We found the stated intention of the Taxpayer to be extraordinary. This was a small company with only $1,000 issued capital. No steps were ever taken to increase the authorised capital and therefore the possible issued capital. Yet it entered into purchases of land to the extent of well over $4,000,000. It relied partly on interest-free loans from the shareholders but, because these shareholders did not have sufficient money at the time, assistance from a bank was necessary and large amounts of interest had to be paid. That interest was $390,255, $195,678 and $360,833 for the three years ending 31 March 1984. Meanwhile the land produced no income other than the compensation received and the shareholders were losing interest on their loans to the Taxpayer. It is not apparent how these loans were to be paid off, for the company had no other business. It is remarkable that the minutes of the directors’ meetings at which the purchases were authorised contained nothing about the way in which the purchases were to be funded.
It is trite to say that an intention cannot be said to have been held unless the means of putting that intention into practice existed. The land was agricultural land.

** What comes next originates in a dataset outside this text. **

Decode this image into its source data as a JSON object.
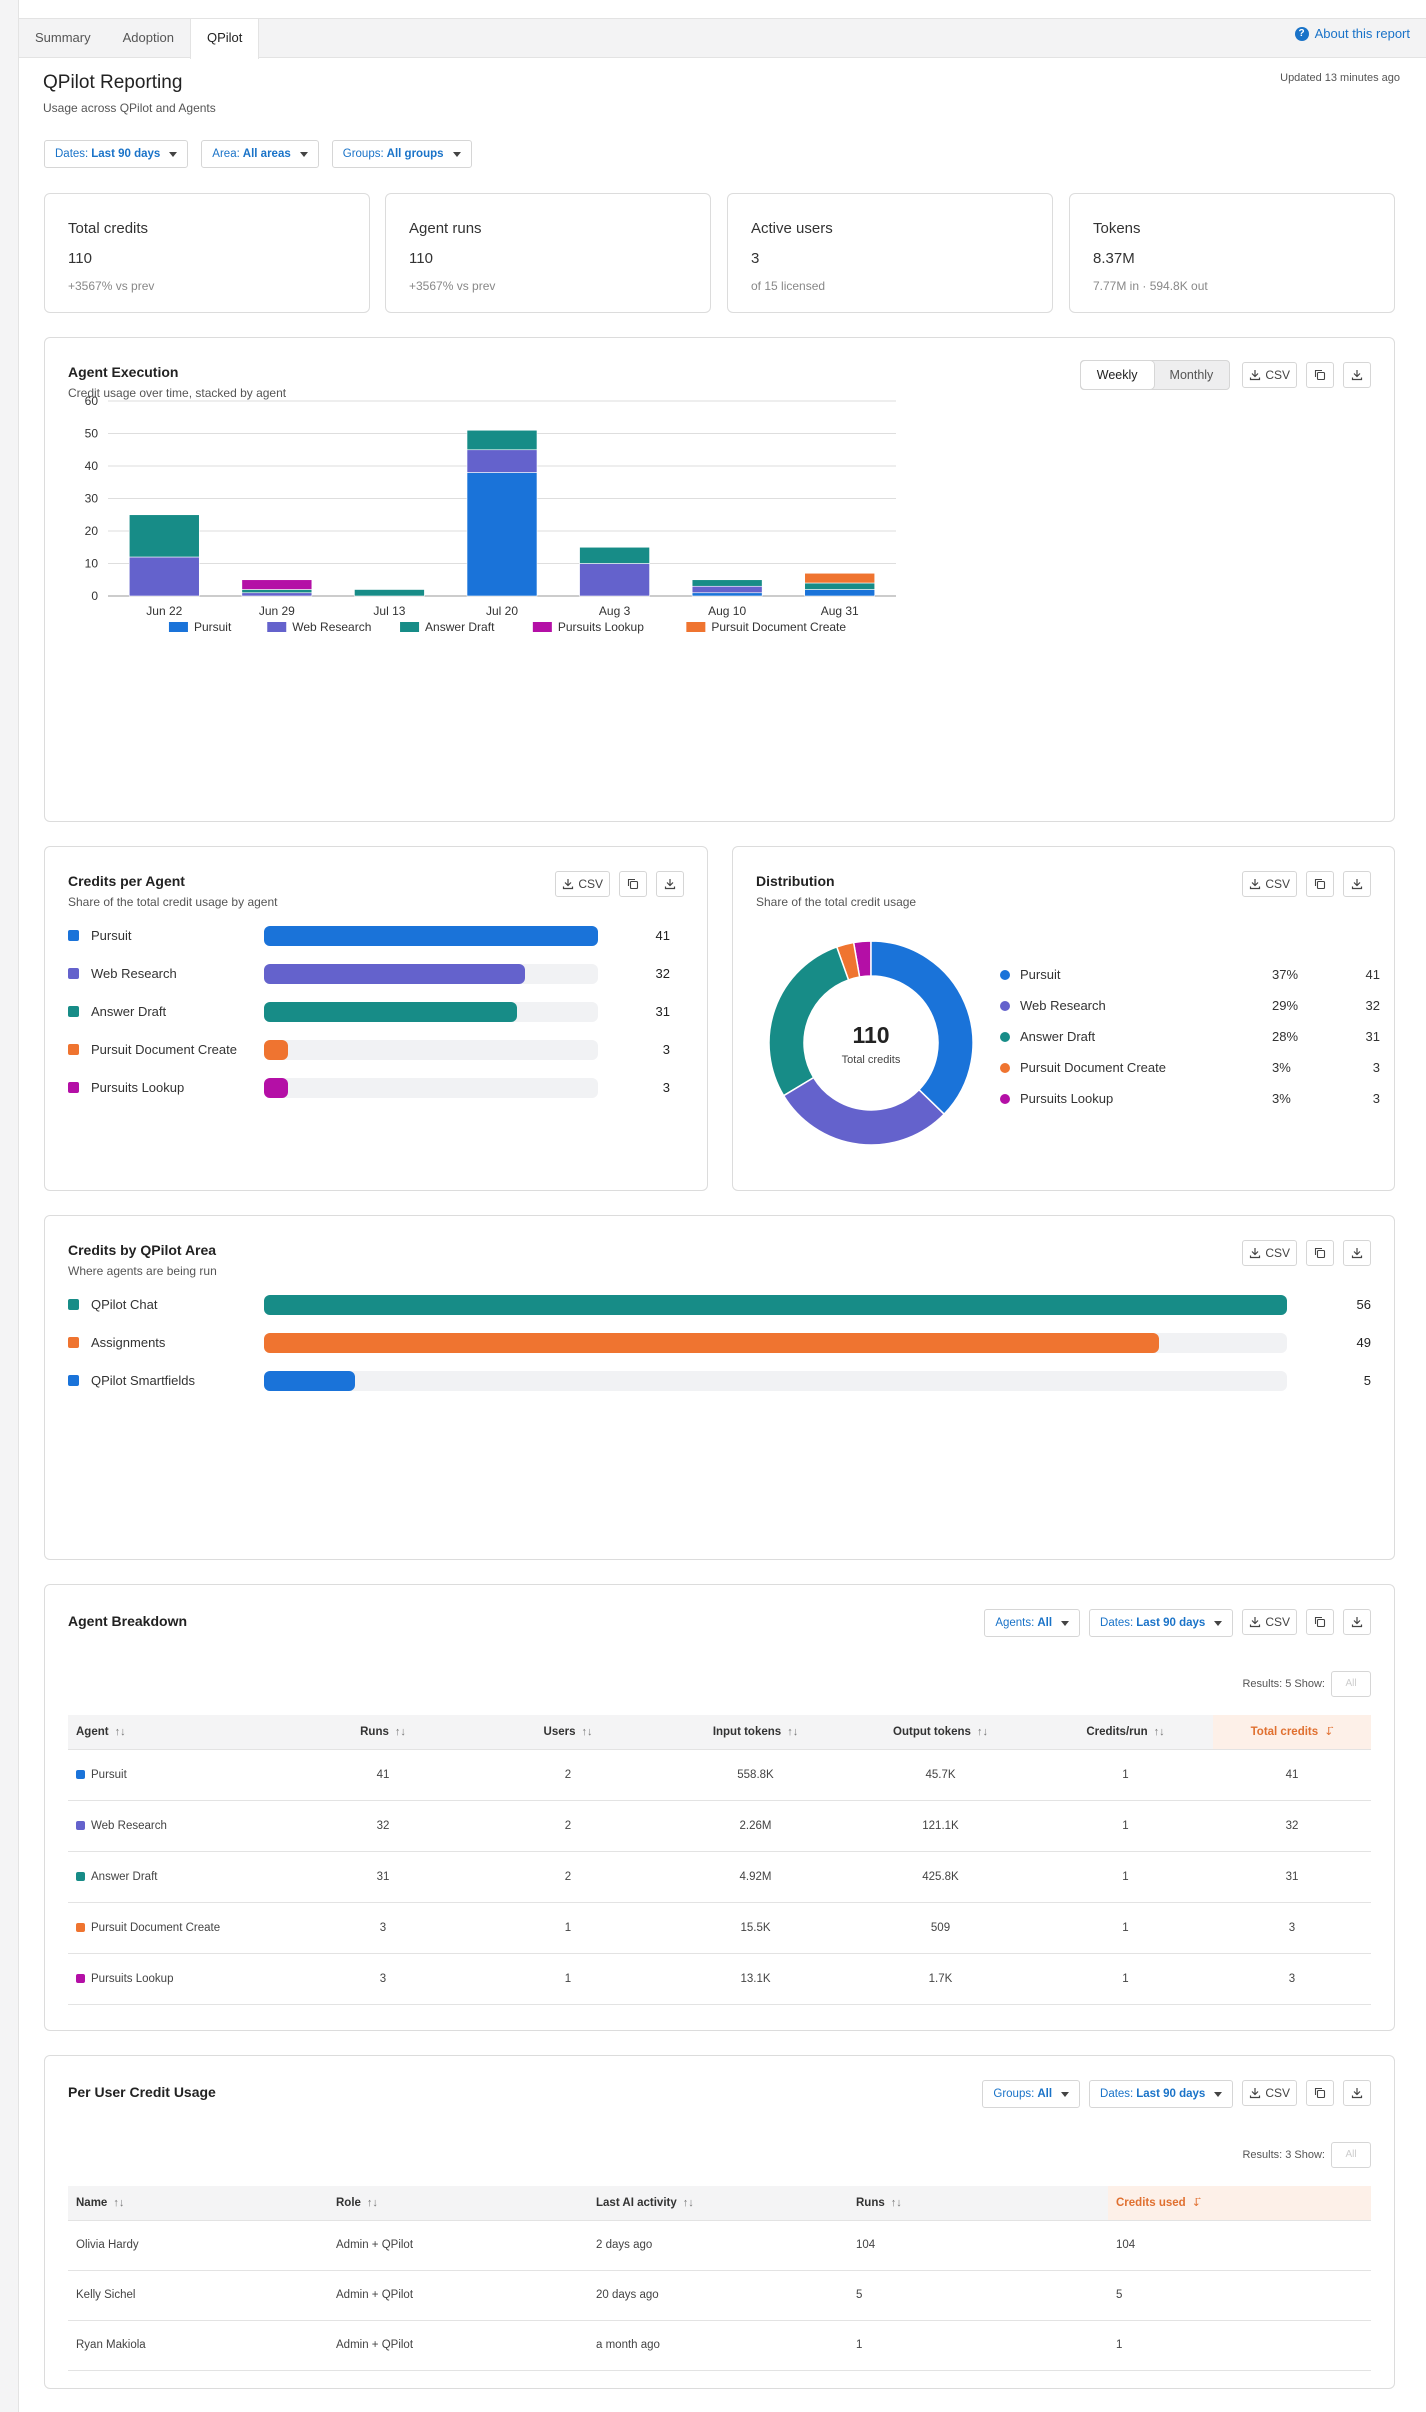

No enquiries were made as to whether or not it could be converted into building land either before orafter the purchases. No investigations or plans were made as to the possible cost of development and no thought was given to the return that could be expected. We were given details of the income of Mr A and of Mr B but as to the other two shareholders we were only told that Mr C was a partner of X Company and Mr D was a shareholder and director of Y Company.
Having regard to the fact that banking facilities were necessary for the initial purchases because the shareholders did not have sufficient money at the time, and having regard to the fact that the Taxpayer continued to be indebted to the bank with substantial interest being paid, we are not satisfied that the shareholders could have come up with the development costs whatever they may have been. We were given no evidence that any facilities from banks for the purposes of development could have been obtained or, if they could be, on what terms. At the same time Mr A in evidence stated that it would be impossible to hold the bare land permanently so that there must be development. But he also said that at the time of acquisition he did not know if the land had building potential. Finally he said that the Taxpayer would go on holding the land if it could afford the bank interest but that if it could not the land would be sold.
It was for the Taxpayer to persuade us that its intention in buying the land was to buy a capital asset. We did not accept the only evidence put before us. We therefore dismiss this appeal.